Sites of actions of adenosine in intrinsic cholinergic nerves of ileal longitudinal muscle from guinea pig

The sites of presynaptic actions of adenosine on electrically stimulated longitudinal muscle strip of guinea pig ileum were studied with a special dual organ bath. Local stimulation (0.1 Hz) of the anal part of the strip induced a twitch response in the stimulated part and in the non-stimulated oral part; both of these twitch responses were depressed by an application of adenosine to the anal, stimulated part of the strip. The present results suggested that electrical stimulation applied to the anal part of the strip travelled along the network of Auerbachs plexus in the oral direction, and adenosine might depress such conduction in cholinergic nerve fibers in addition to nerve terminals.

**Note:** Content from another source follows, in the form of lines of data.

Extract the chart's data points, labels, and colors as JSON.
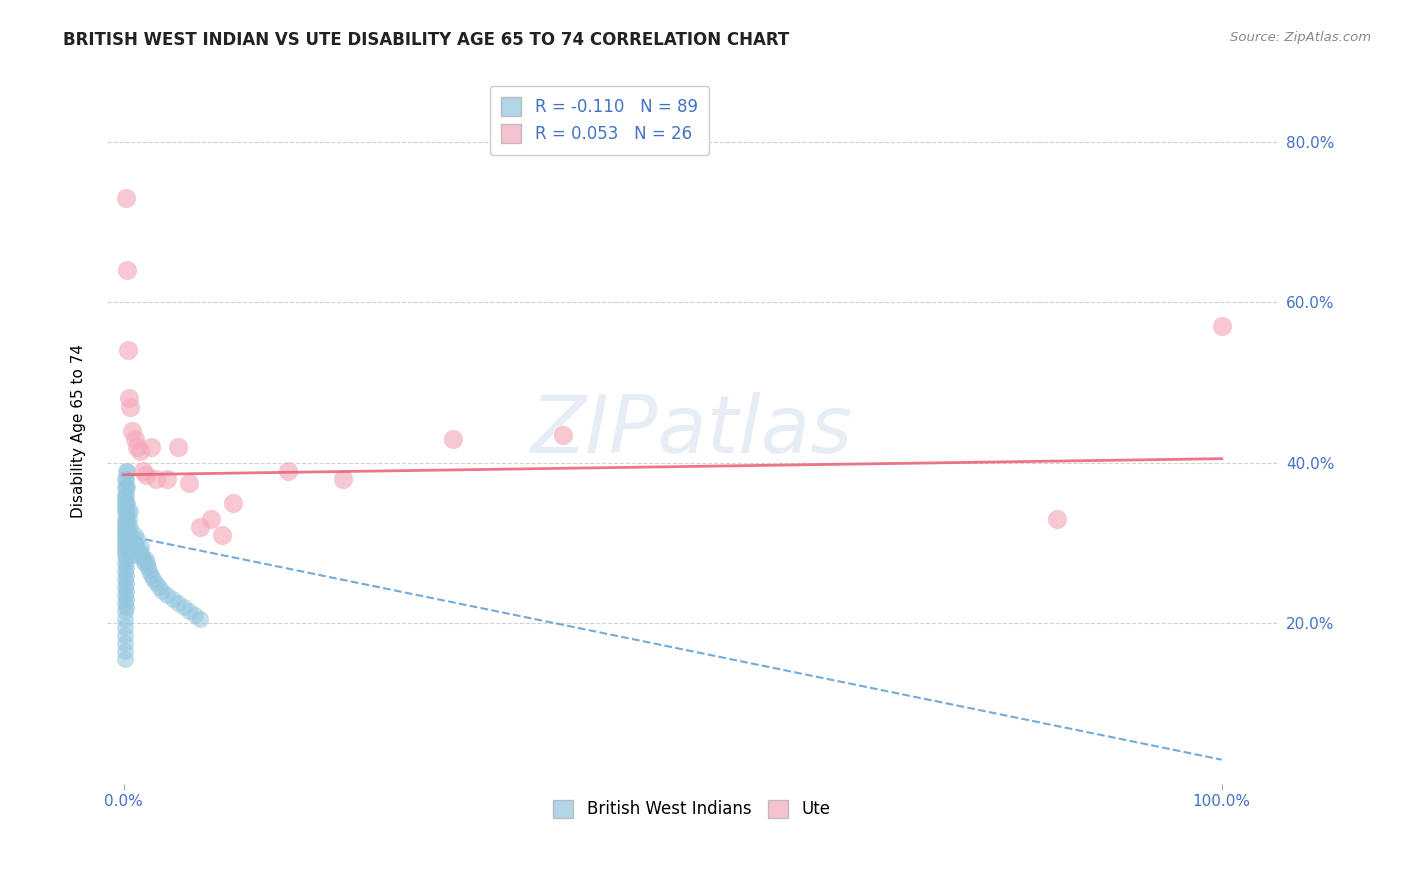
{
  "title": "BRITISH WEST INDIAN VS UTE DISABILITY AGE 65 TO 74 CORRELATION CHART",
  "source": "Source: ZipAtlas.com",
  "ylabel": "Disability Age 65 to 74",
  "watermark": "ZIPatlas",
  "blue_R": -0.11,
  "blue_N": 89,
  "pink_R": 0.053,
  "pink_N": 26,
  "blue_color": "#92c5de",
  "pink_color": "#f4a9bb",
  "blue_line_color": "#5b9bd5",
  "pink_line_color": "#e8677a",
  "legend_label_blue": "British West Indians",
  "legend_label_pink": "Ute",
  "blue_scatter_x": [
    0.001,
    0.001,
    0.001,
    0.001,
    0.001,
    0.001,
    0.001,
    0.001,
    0.001,
    0.001,
    0.001,
    0.001,
    0.001,
    0.001,
    0.001,
    0.001,
    0.001,
    0.001,
    0.001,
    0.001,
    0.001,
    0.001,
    0.001,
    0.001,
    0.001,
    0.001,
    0.001,
    0.001,
    0.001,
    0.001,
    0.002,
    0.002,
    0.002,
    0.002,
    0.002,
    0.002,
    0.002,
    0.002,
    0.002,
    0.002,
    0.002,
    0.002,
    0.002,
    0.002,
    0.002,
    0.002,
    0.002,
    0.003,
    0.003,
    0.003,
    0.003,
    0.003,
    0.003,
    0.004,
    0.004,
    0.004,
    0.005,
    0.005,
    0.006,
    0.006,
    0.007,
    0.008,
    0.009,
    0.01,
    0.01,
    0.011,
    0.012,
    0.013,
    0.015,
    0.016,
    0.017,
    0.018,
    0.019,
    0.02,
    0.021,
    0.022,
    0.023,
    0.025,
    0.027,
    0.03,
    0.032,
    0.035,
    0.04,
    0.045,
    0.05,
    0.055,
    0.06,
    0.065,
    0.07
  ],
  "blue_scatter_y": [
    0.29,
    0.31,
    0.32,
    0.33,
    0.295,
    0.305,
    0.315,
    0.325,
    0.285,
    0.3,
    0.34,
    0.35,
    0.36,
    0.345,
    0.355,
    0.265,
    0.275,
    0.255,
    0.245,
    0.235,
    0.225,
    0.215,
    0.205,
    0.195,
    0.185,
    0.175,
    0.165,
    0.155,
    0.38,
    0.37,
    0.3,
    0.31,
    0.32,
    0.33,
    0.34,
    0.35,
    0.36,
    0.37,
    0.38,
    0.39,
    0.28,
    0.27,
    0.26,
    0.25,
    0.24,
    0.23,
    0.22,
    0.29,
    0.31,
    0.33,
    0.35,
    0.37,
    0.39,
    0.3,
    0.32,
    0.34,
    0.31,
    0.33,
    0.32,
    0.34,
    0.305,
    0.295,
    0.285,
    0.31,
    0.3,
    0.295,
    0.305,
    0.285,
    0.29,
    0.295,
    0.285,
    0.28,
    0.275,
    0.28,
    0.275,
    0.27,
    0.265,
    0.26,
    0.255,
    0.25,
    0.245,
    0.24,
    0.235,
    0.23,
    0.225,
    0.22,
    0.215,
    0.21,
    0.205
  ],
  "pink_scatter_x": [
    0.002,
    0.003,
    0.004,
    0.005,
    0.006,
    0.008,
    0.01,
    0.012,
    0.015,
    0.018,
    0.02,
    0.025,
    0.03,
    0.04,
    0.05,
    0.06,
    0.07,
    0.08,
    0.09,
    0.1,
    0.15,
    0.2,
    0.3,
    0.4,
    0.85,
    1.0
  ],
  "pink_scatter_y": [
    0.73,
    0.64,
    0.54,
    0.48,
    0.47,
    0.44,
    0.43,
    0.42,
    0.415,
    0.39,
    0.385,
    0.42,
    0.38,
    0.38,
    0.42,
    0.375,
    0.32,
    0.33,
    0.31,
    0.35,
    0.39,
    0.38,
    0.43,
    0.435,
    0.33,
    0.57
  ],
  "blue_trendline_x": [
    0.0,
    1.0
  ],
  "blue_trendline_y": [
    0.31,
    0.03
  ],
  "pink_trendline_x": [
    0.0,
    1.0
  ],
  "pink_trendline_y": [
    0.385,
    0.405
  ],
  "xlim": [
    -0.015,
    1.05
  ],
  "ylim": [
    0.0,
    0.88
  ],
  "yticks": [
    0.2,
    0.4,
    0.6,
    0.8
  ],
  "ytick_labels": [
    "20.0%",
    "40.0%",
    "60.0%",
    "80.0%"
  ],
  "xticks": [
    0.0,
    1.0
  ],
  "xtick_labels": [
    "0.0%",
    "100.0%"
  ],
  "background_color": "#ffffff",
  "grid_color": "#cccccc",
  "tick_color": "#4472c4",
  "title_fontsize": 12,
  "axis_fontsize": 11,
  "legend_fontsize": 12
}
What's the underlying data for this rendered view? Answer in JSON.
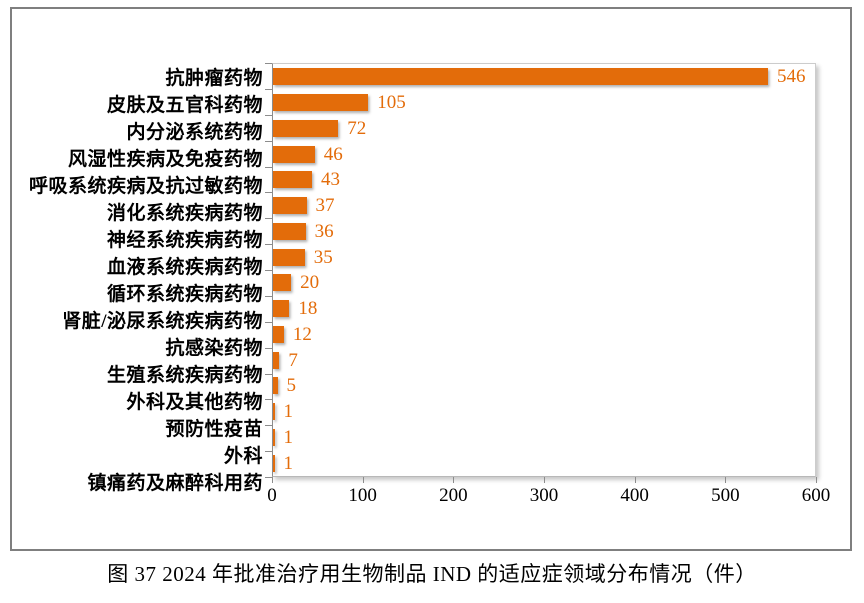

Effect of ascorbate on the contractile response induced by DMPP in guinea-pig ileal longitudinal muscle strip

The study concerned the effect of ascorbate on the contractile response induced by DMPP in the guinea-pig ileal longitudinal muscle. At 0.5-10 mM, sodium ascorbate shifted the dose-response curve for DMPP to the left and enhanced the maximum contraction. On the other hand, in the presence of ascorbate, the high potassium (40 mM)-induced contraction was not altered, and the contraction by acetylcholine and histamine in concentrations higher than 1 microM and 0.3 microM, respectively, was slightly reduced. Thus, ascorbate enhanced the contractile response caused by DMPP which induced acetylcholine release from nerve terminals indirectly by stimulating the ganglia of the Auerbachs plexus elements. This potentiating effect of ascorbate was studied with a dual organ bath which was partitioned into two compartments. When the oral half of the muscle strip was directly stimulated by DMPP applied to the oral compartment, a contraction of the unstimulated anal part was observed. This contraction was blocked by atropine or adenosine applied to the unstimulated part. Tetrodotoxin, applied to the stimulated part, abolished the contraction of the unstimulated part. The contraction of the unstimulated part was enhanced by ascorbate applied to the stimulated part but not to the unstimulated part. These results indicate that the contraction observed in the unstimulated part may have been caused by acetylcholine release from cholinergic nerves as a result of conduction of the oral part excitation by DMPP along cholinergic nerve fibers; ascorbate may have affected the ganglion cells in Auerbachs plexus to potentiate the action of DMPP.